Posted Sep 21 2010 3:30pm

This is nice news when you get to see how profitable some of the Medicare companies are, such as this example below with profits of a billion last year and looking to go beyond that this year.

In California there’s one model that uses a little different model with an extensivist who is an outside hospitalist at CareMore. 

The company uses all the business model tools for efficiency through Trizetto who is some what of a competitor of Ingenix for their data analysis work.

TriZetto is another data management system owned by a private equity firm in the UK called Apax Systems.  Private Equity firms have not missed on one of the biggest money making and maybe money sucking areas of healthcare as transactions all take a piece of the action and when new software aggregates with other systems, well one transaction fee is added so the pot in the middle gets bigger sometimes while the patient and doctor sides shrink a bit.  With software and building the bigger and better mouse there has to be room to add on more transaction fees, right?  I wonder about that but it is a business that feeds itself for profits when we just want care.  Transaction fees are the middle technology folks that you don’t see, but are there to audit and correct data among other software services sold. 

This being said with the big areas of profits it makes sense to keep the insurance programs affordable.  BD

WASHINGTON — The Obama administration announced Tuesday that average premiums paid by individuals for private Medicare Advantage plans, which insure about one-fourth of all elderly beneficiaries, would decline slightly next year, even as insurers provide additional benefits required by the new health care law.

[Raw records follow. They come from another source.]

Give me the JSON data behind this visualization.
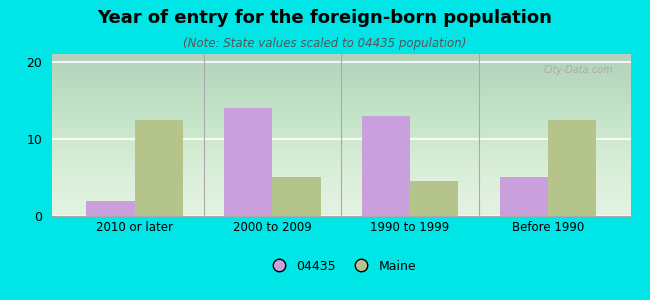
{
  "title": "Year of entry for the foreign-born population",
  "subtitle": "(Note: State values scaled to 04435 population)",
  "categories": [
    "2010 or later",
    "2000 to 2009",
    "1990 to 1999",
    "Before 1990"
  ],
  "values_04435": [
    2,
    14,
    13,
    5
  ],
  "values_maine": [
    12.5,
    5,
    4.5,
    12.5
  ],
  "color_04435": "#c9a0dc",
  "color_maine": "#b5c48a",
  "background_color": "#00e5e5",
  "ylim": [
    0,
    21
  ],
  "yticks": [
    0,
    10,
    20
  ],
  "bar_width": 0.35,
  "legend_labels": [
    "04435",
    "Maine"
  ]
}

“Despite the claims of some, Medicare Advantage remains a strong, robust option for millions of seniors who choose to enroll or stay in a participating plan,” said Dr. Donald M. Berwick , the administrator of the federal Centers for Medicare and Medicaid Services.

Insurers can begin marketing to beneficiaries on Oct. 1 for Medicare coverage that starts Jan. 1.

Medicare officials negotiated changes with most of the 300 plans. “As a result of these negotiations,” Mr. Blum said, “plans improved their benefits by $13 per member per month, or 5 percent, on average. The average reduction of about $155 per member per year for the 966,000 beneficiaries resulted in estimated total savings of $150 million for beneficiaries in 2011.”